Blocking the Ballot Box
By Kareem U. Crayton
Stealing Democracy: The New Politics
Of Voter Suppression
By Spencer Overton
W.W. Norton and Company, 2006
224 pp., ISBN: 0-393-06159-0
The 2000 presidential election offered Americans two significant lessons about the politics and institutions that govern them. First, many people learned the significance of the Electoral College. Notwithstanding how the U.S. Supreme Court ultimately resolved the presidential election, the choice between the Democratic and Republican candidates rested not with the voters — or even the majority of them — but with about 500 virtually unknown electors. The second lesson, and a more fundamental truth about this political system, was about voting itself. This basic feature of any democracy is a disturbingly fragile enterprise in America. Florida’s prolonged ballot counting controversy provided a case study of how too many voters in this country go to the polls to choose a candidate for office but fail to do so, either because their ballot is mishandled or because the voter is denied access to the ballot altogether.
It doesn’t take an expert to see something seriously flawed about this process. How can the world’s most powerful nation and arguably its most advanced democracy run elections in such an inept and incompetent manner?
The politics of correcting this dysfunctional system is the subject matter of Stealing Democracy, an important addition to the national conversation about reform. The book is a great primer for those who do not know much about how elections work but realize that there is a pressing need for improvement.
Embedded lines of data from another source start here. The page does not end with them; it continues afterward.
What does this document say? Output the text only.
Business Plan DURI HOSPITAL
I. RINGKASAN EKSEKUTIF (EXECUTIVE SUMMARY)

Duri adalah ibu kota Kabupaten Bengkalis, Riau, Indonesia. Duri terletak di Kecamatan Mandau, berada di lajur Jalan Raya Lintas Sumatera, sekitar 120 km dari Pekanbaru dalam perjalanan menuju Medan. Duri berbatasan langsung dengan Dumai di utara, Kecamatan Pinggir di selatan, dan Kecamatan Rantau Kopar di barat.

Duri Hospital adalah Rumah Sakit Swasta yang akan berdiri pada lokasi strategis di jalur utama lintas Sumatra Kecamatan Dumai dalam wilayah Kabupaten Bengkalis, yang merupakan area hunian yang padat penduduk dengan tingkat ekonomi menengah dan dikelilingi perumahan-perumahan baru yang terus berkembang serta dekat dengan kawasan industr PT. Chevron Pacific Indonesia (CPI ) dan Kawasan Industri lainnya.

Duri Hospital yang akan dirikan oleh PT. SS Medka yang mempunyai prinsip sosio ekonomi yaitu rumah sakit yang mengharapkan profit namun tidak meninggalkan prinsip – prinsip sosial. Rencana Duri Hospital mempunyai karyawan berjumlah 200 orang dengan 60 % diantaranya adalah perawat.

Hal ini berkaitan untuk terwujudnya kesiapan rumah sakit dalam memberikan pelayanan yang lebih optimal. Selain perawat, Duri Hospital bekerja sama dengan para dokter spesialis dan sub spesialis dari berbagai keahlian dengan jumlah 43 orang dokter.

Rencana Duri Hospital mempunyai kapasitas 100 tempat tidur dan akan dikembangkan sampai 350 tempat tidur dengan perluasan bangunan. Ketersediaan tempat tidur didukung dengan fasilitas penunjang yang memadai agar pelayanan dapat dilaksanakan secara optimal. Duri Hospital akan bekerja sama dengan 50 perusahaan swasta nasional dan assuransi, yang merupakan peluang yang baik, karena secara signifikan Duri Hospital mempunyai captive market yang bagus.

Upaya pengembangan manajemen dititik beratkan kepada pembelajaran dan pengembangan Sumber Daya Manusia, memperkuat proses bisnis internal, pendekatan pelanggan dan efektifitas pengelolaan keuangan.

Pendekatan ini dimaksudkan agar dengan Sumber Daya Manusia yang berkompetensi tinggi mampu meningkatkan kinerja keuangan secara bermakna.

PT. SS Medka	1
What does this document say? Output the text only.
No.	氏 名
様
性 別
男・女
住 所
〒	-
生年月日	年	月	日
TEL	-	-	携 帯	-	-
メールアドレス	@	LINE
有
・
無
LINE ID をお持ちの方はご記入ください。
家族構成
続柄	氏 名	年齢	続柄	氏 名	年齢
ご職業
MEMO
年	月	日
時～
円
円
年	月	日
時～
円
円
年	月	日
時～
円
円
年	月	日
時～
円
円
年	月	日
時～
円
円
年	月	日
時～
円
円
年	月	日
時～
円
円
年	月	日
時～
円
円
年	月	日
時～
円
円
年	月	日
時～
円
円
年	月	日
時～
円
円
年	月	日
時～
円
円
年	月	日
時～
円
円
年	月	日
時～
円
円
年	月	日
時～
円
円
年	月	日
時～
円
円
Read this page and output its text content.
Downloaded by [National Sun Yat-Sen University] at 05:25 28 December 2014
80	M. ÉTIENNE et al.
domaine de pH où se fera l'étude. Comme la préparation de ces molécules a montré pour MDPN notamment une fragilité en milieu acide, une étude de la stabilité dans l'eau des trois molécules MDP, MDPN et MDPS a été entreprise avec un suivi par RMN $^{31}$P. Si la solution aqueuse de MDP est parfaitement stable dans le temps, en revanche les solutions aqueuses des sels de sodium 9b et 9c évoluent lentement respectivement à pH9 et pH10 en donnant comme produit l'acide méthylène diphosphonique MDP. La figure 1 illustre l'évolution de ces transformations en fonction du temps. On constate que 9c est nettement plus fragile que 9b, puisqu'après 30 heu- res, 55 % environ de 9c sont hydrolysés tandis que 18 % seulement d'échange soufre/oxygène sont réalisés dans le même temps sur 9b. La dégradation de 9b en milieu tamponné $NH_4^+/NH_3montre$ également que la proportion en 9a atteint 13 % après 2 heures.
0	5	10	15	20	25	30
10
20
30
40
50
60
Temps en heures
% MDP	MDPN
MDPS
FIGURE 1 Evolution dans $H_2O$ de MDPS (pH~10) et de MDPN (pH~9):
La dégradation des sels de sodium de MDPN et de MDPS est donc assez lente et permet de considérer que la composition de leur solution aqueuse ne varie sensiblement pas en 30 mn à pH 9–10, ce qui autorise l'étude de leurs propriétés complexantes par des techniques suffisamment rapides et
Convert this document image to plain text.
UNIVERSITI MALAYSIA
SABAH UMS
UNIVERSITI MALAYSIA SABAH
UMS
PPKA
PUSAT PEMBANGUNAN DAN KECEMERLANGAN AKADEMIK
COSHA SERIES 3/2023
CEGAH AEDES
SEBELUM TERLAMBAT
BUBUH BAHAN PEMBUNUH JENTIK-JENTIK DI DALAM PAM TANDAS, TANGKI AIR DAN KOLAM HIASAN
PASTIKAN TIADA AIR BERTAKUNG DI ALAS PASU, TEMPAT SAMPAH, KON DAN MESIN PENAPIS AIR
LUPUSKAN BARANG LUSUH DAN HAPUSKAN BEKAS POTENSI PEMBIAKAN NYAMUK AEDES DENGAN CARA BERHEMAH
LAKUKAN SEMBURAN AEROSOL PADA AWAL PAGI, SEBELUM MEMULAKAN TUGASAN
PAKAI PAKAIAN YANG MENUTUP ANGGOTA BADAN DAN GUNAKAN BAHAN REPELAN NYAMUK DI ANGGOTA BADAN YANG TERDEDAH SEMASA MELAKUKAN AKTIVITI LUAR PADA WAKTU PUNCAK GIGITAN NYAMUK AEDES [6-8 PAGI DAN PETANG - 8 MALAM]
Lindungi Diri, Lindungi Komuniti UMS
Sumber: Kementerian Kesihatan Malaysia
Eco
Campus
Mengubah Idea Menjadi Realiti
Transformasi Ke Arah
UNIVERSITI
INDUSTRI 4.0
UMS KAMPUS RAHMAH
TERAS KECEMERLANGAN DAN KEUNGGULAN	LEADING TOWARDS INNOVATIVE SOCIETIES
Spencer Overton’s contribution is significant because of his experience as a member of the national panel that considered various ideas for reform. His perspective is further enhanced by his attention to the important race and class effects that such reforms can have on limiting access to the ballot. Overton forcefully reminds us that if the “right to vote” is to be more than an empty constitutional platitude, we must take steps to ensure that the franchise is accessible and effective for everyone in our society.
One can locate Overton’s view of the current system in his reference to an institution most Americans know a lot about — movies. To paraphrase Overton’s point from the movie “The Matrix:” This election system based on equal votes and public accountability that you observe as a voter is not really what it purports to be. In fact, a “patchwork” of state, county and local entities responsible for elections often leaves voters and their ballots subject to incompetence,neglect and (at times) outright manipulation. Political parties and interest groups regularly — and often legally — misuse this rag-tag structure in order to achieve their own ends. The needs of voters are an afterthought. In this light, Election 2000 was less of an aberration than a symptom of a chronically flawed system. Indeed, some of the same problems emerged in Ohio in 2004.
But Americans should not settle for adopting just any change. Some proposals can do more harm than good. Stealing Democracy nicely supplements its policy arguments with stories from real people who actually bear the effects of these changes. A good example is Overton’s discussion of the proposal requiring voters to show photo-identification. Advocates claim that this change deters fraud, but Sioux Indians in South Dakota (large numbers of whom do not have cars or driver’s licenses) found that the law disproportionately suppressed their votes in an extremely close Senate race in 2004. Their preferred candidate, Democrat Tom Daschle, lost.
But Overton’s reliance on the public for answers sometimes goes too far. He could have concluded with a proposed model for election administration, but again he turns to citizens for ideas. This approach is not wholly unwarranted; Overton’s point is that any system reform should empower voters. However, the tone echoed in all of these interviews is one of uncertainty. This is precisely where Overton, the scholar, can provide an idea of what the “right answer” is to complex policy questions. He shares his thoughts about a few elements of reform, but they are not really organized in a fashion that can promote debate.
Nevertheless, this book provides some important points that will inform a conversation that has become increasingly dominated by those in power. Unless we shift attention to making the election system more accessible and effective for all citizens, this wave of reform will replace old problems with new ones for voters. In this light, Stealing Democracy provides crucial perspective about the need for both well-reasoned and meaningful election reform.
Dr. Kareem U. Crayton is assistant professor of law and political science at the University of Southern California’s Gould School of Law.